Here is script to generate a sitemap from JSON-LD files in a GitHub repo (apologies for my PHP use but I had initially created this back in 2011) : https://github.com/iodepo/odis-arch/blob/master/collection/scripts/generate_sitemap.php
Example sitemap.xml
output for that TechOceanS repo is: https://github.com/iodepo/odis-arch/blob/master/collection/tempHosting/data-TechOceanS/sitemap.xml
(A few ODIS partners are using that script) Let me know if it is preferred as a Python script instead.
@pbuttigieg @jmckenna We have a much simpler route to all this via the Git API...
If you try
curl https://api.github.com/repos/iodepo/odis-arch/contents
or
curl https://api.github.com/repos/BeBOP-OBON/TechOceanS_protocol_collection/contents/odis_metadata?ref=main
You will get back the GitHub API JSON response.
Then using jq (if you don't have jq, you should get it.. find it at https://stedolan.github.io/jq/ It is a must have in the toolbox)
curl https://api.github.com/repos/BeBOP-OBON/TechOceanS_protocol_collection/contents/odis_metadata?ref=main | jq '.[] | .download_url'
Will get the raw URLs for all the files in that directory with one simple command. From here it is trivial to build out the sitemap XML.
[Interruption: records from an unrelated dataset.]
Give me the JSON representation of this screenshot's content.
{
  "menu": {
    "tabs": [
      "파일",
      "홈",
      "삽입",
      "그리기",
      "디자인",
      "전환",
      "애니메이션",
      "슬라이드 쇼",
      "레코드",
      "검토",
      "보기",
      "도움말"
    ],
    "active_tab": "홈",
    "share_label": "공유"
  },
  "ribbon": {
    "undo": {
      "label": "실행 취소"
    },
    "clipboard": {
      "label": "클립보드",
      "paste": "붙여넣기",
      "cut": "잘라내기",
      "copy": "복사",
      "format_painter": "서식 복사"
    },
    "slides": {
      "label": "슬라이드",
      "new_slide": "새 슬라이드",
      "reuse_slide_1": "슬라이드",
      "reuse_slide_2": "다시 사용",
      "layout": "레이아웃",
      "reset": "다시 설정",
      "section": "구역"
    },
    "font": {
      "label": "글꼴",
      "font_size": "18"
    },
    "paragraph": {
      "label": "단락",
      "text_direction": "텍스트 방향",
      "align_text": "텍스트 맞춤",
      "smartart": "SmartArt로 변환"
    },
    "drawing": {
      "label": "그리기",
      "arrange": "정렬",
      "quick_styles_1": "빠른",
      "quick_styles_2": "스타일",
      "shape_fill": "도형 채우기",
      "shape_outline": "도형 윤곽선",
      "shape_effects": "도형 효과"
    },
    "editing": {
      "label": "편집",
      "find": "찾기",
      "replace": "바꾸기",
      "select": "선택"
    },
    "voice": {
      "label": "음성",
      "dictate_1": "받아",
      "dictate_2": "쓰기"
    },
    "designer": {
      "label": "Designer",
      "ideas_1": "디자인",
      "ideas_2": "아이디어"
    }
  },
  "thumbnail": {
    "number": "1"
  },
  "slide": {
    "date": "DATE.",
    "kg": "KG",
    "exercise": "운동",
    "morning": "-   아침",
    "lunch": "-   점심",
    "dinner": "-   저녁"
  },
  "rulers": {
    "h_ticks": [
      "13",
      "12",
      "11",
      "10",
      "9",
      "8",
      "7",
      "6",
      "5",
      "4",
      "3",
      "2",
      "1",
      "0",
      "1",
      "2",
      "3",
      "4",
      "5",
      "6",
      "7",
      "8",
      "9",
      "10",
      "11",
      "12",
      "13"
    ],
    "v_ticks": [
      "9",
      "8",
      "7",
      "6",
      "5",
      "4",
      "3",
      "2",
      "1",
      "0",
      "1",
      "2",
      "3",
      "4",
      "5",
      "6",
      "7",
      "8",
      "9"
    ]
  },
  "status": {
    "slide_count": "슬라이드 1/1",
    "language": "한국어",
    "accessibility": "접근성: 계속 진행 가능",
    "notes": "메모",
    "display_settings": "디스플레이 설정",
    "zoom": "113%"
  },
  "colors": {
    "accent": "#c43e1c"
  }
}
All this is also simple to work up as a GitHub action then.
So we should be able to do all this with like a small Bash script or simple Python program.
Thanks @jmckenna @fils
@fils I like the API approach - very lean. Can we set that up as a GH action in this repo, that scans all repos in the BeBOP Org and outputs an ubersitemap for OIH harvesting?
That would give us a single target for ODISCat
@pbuttigieg should easily support that. Note that the API takes a direct source directory as an argument, though you could build a crawler. However, easiest would be to simply know the target URLs for the directories and feed that into a program.
Then making a Github action would not be too hard. @jmckenna I'm happy to let you leverage the approaches you have done already combined with the API calls to generate the sitemaps if you wish.
However, easiest would be to simply know the target URLs for the directories and feed that into a program.
I think we can just scan all repos in this Org for ODIS metadata directories, set up just like the TechOceanS exemplar
@jmckenna @fils is this now automated?
xref https://github.com/iodepo/odis-arch/issues/145
@fils this would be the place to set up an organisation-wide sitemap to harvest ODIS-Arch JSON-LD.
TechOceanS is leading the way and has some JSON-LD that should fit our Documents pattern. The target directory is here: https://github.com/BeBOP-OBON/TechOceanS_protocol_collection/tree/main/odis_metadata
I would assume other repos and orgs would have a similar approach, if they host the JSON-LD in GitHub. If they don't, the sitemap should let us know anyway.